Abstract by Ida Klitzing Storgaard

Model-based optimization of dosing of high-risk medication in older patients

Older adults are overrepresented in emergency department settings, yet are relatively underrepresented in clinical studies, in spite of, or perhaps due to, the many medication-related risk factors associated with aging. Malnutrition and decreased kidney function are two prevalent factors that can impact drug pharmacokinetics in a variety of ways and, if unaccounted for, can lead to inappropriate dosing. Drug pharmacokinetics, i.e. concentration-time data, can be analyzed by population pharmacokinetic modeling, where parameters such as drug clearance are simultaneously estimated for the population and the individual, and variability can be identified, quantified, and possibly explained by covariates.

The aim of this PhD thesis was to investigate and evaluate approaches to dose optimization of high-risk drugs in older medical patients. Through population pharmacokinetic modeling of data from a clinical trial, this thesis sought to describe and investigate sources of variability in the pharmacokinetics of cannabis-based medicine, and to assess the performance of ten equations for estimating kidney function (based on one, two, or four biomarkers) and three methods for measuring kidney function (with exogenous filtration markers) compared to the model-estimated clearance of the renally eliminated drug gentamicin.

In the clinical trial, 20 older patients with poor appetite were given two doses of 2-3 sprays Sativex®, an oromucosal mouth spray containing 2.7 mg Δ9-tetrahydrocannabinol (THC) and 2.5 mg cannabidiol per spray. The pharmacokinetics of THC and its active metabolite, 11-hydroxy-Δ9-tetrahydrocannabinol (THC-OH), were best described as a parent-metabolite model with one compartment for THC, two compartments for THC-OH, and absorption of THC through three transit compartments. There was large inter-individual and inter-occasion variability (coefficient of variation = 40.2–152%) on structural model parameters. This could not be explained by any of the available covariates, which included a variety of clinical and paraclinical characteristics and body composition parameters (e.g., muscle mass and fat percentage). The large variability may be due to underlying variability in bioavailability. The oromucosal route of administration should be used with caution in this patient population, as the results indicated a high degree of unreliability in predicting exposure levels.

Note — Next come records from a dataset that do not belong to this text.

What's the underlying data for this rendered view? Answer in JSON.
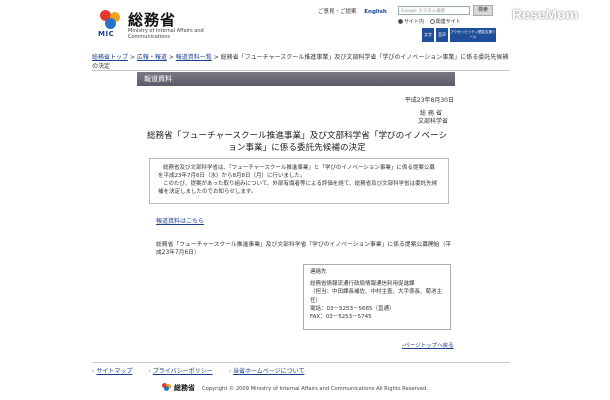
{
  "header": {
    "logo_title": "総務省",
    "logo_mic": "MIC",
    "logo_en": "Ministry of Internal Affairs and Communications",
    "links": [
      "ご意見・ご提案",
      "English"
    ],
    "search_placeholder": "Google カスタム検索",
    "search_button": "検索",
    "radio_options": [
      "サイト内",
      "関連サイト"
    ],
    "tools": [
      "文字",
      "音声",
      "アクセシビリティ閲覧支援ツール"
    ]
  },
  "breadcrumb": {
    "items": [
      "総務省トップ",
      "広報・報道",
      "報道資料一覧"
    ],
    "separator": ">",
    "current": "総務省「フューチャースクール推進事業」及び文部科学省「学びのイノベーション事業」に係る委託先候補の決定"
  },
  "release_bar": "報道資料",
  "date": "平成23年8月30日",
  "org_line1": "総務省",
  "org_line2": "文部科学省",
  "title": "総務省「フューチャースクール推進事業」及び文部科学省「学びのイノベーション事業」に係る委託先候補の決定",
  "summary": {
    "p1": "総務省及び文部科学省は、「フューチャースクール推進事業」と「学びのイノベーション事業」に係る提案公募を平成23年7月6日（水）から8月8日（月）に行いました。",
    "p2": "このたび、提案があった取り組みについて、外部有識者等による評価を経て、総務省及び文部科学省は委託先候補を決定しましたのでお知らせします。"
  },
  "link_data": "報道資料はこちら",
  "announce": "総務省「フューチャースクール推進事業」及び文部科学省「学びのイノベーション事業」に係る提案公募開始（平成23年7月6日）",
  "contact": {
    "heading": "連絡先",
    "dept": "総務省情報流通行政局情報通信利用促進課",
    "staff": "（担当：中田課長補佐、中村主査、大手係長、菊池主任）",
    "tel": "電話：03－5253－5685（直通）",
    "fax": "FAX：03－5253－5745"
  },
  "pagetop": "ページトップへ戻る",
  "footer": {
    "links": [
      "サイトマップ",
      "プライバシーポリシー",
      "当省ホームページについて"
    ],
    "logo_text": "総務省",
    "copyright": "Copyright © 2009 Ministry of Internal Affairs and Communications All Rights Reserved."
  },
  "watermark": "ReseMom",
  "colors": {
    "link": "#1a3f8f",
    "bar": "#65656f",
    "tool": "#1f4f9a"
  }
}
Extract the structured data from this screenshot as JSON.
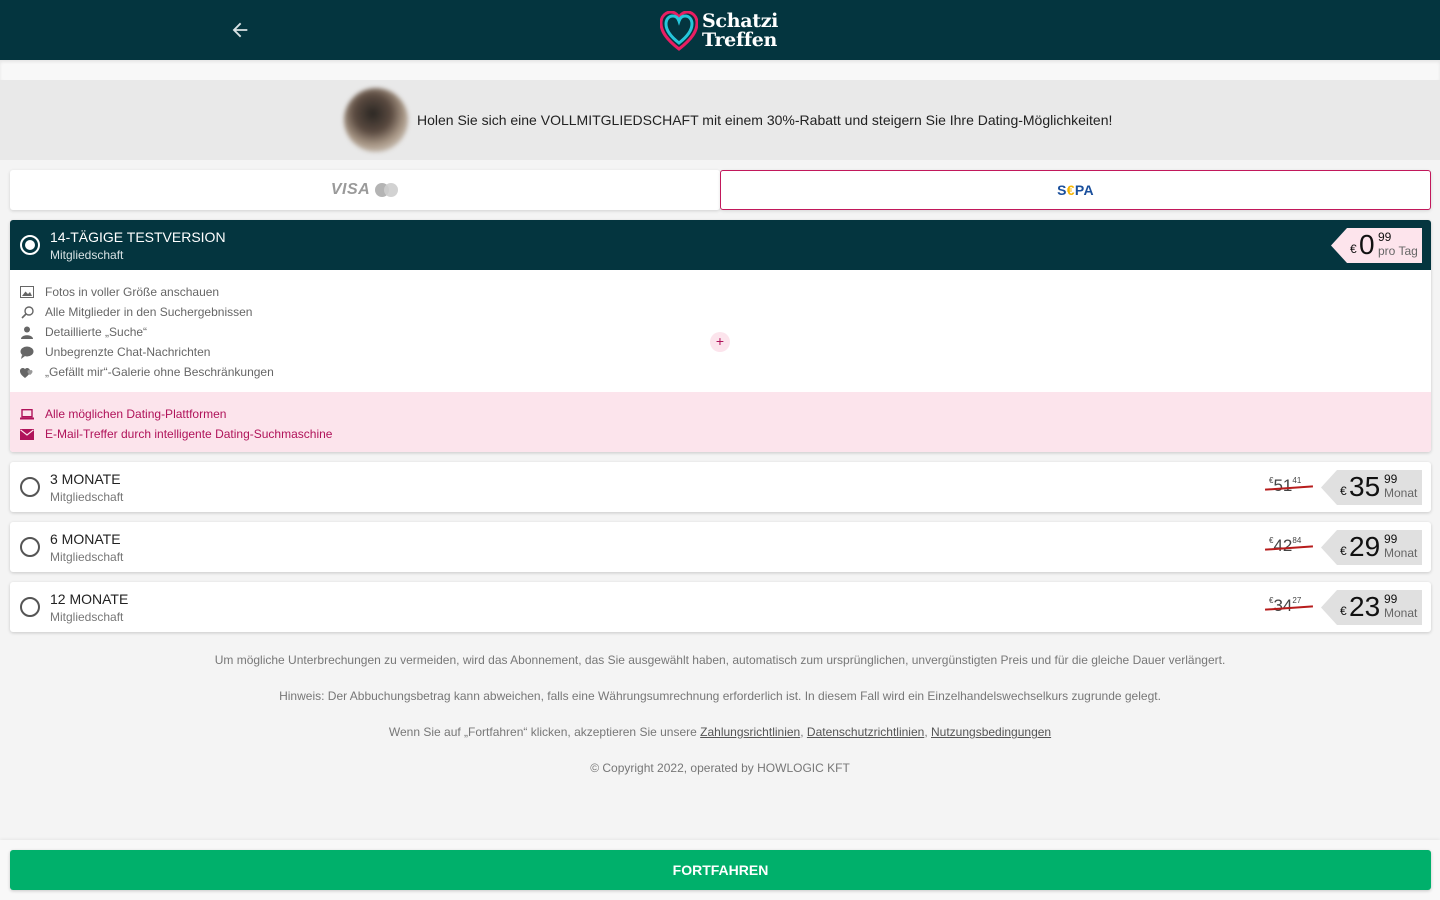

The pharmacokinetics of gentamicin after intravenous administration to 52 older patients were best described by a two-compartment model with inter-individual variability on all structural parameters. Nine equations for estimated glomerular filtration rate (eGFR), one equation for estimated creatinine clearance (eCrCL) and measured glomerular filtration rate (mGFR) obtained by assessing the clearance of 99mTc-DTPA were tested as covariates on gentamicin clearance. Overall, it was found that expressing mGFR, eGFR, and eCrCL in absolute units (mL/min) instead of body surface area-indexed units (mL/min/1.73 m2) resulted in better prediction accuracy of gentamicin clearance. As expected, mGFR provided the best model fit based on drop in objective function value and reduction in inter-individual variability on clearance. Of the equations, eGFR calculated from a combination of creatinine and cystatin C levels performed best, along with eGFR calculated from a panel of four biomarkers (creatinine, cystatin C, β-trace protein, and β-2 microglobulin); the addition of two extra biomarkers did not improve performance. Equations based on two or more biomarkers performed significantly better than single-biomarker equations. The 1976 Cockcroft-Gault equation for eCrCL, which is still widely used for assessment of kidney function in population pharmacokinetic studies, performed significantly worse than the eGFR equations when all were expressed in absolute units.

A modified version of the gentamicin model was used to estimate gentamicin clearance in 51 older patients who simultaneously had mGFR determined by three methods: intravenous sampling of iohexol and 99mTc-DTPA, and dried blood spot sampling of iohexol. All three methods were found to be accurate predictors of gentamicin clearance when implemented as covariates in the model, with intravenous sampling of iohexol providing the best model fit. Based on both the model-based analysis and other performance metrics, dried blood spot sampling was found to be a reliable alternative to intravenous sampling of iohexol, presenting a less cumbersome option for determining mGFR in clinical settings, potentially making more frequent and accurate assessment of kidney function as mGFR feasible for optimized dosing of renally excreted drugs.

In conclusion, this thesis presents approaches to optimizing dosing of high-risk drugs in older patients, particularly renally excreted drugs. For this patient group, the findings shows that assessment of kidney function for the purpose of dose adjustment in both drug development and clinical practice could be improved by switching to eGFR equations based on a combination of creatinine and cystatin C levels, and that dried blood spot testing is a reliable alternative to intravenous sampling of iohexol when more accurate assessment is needed.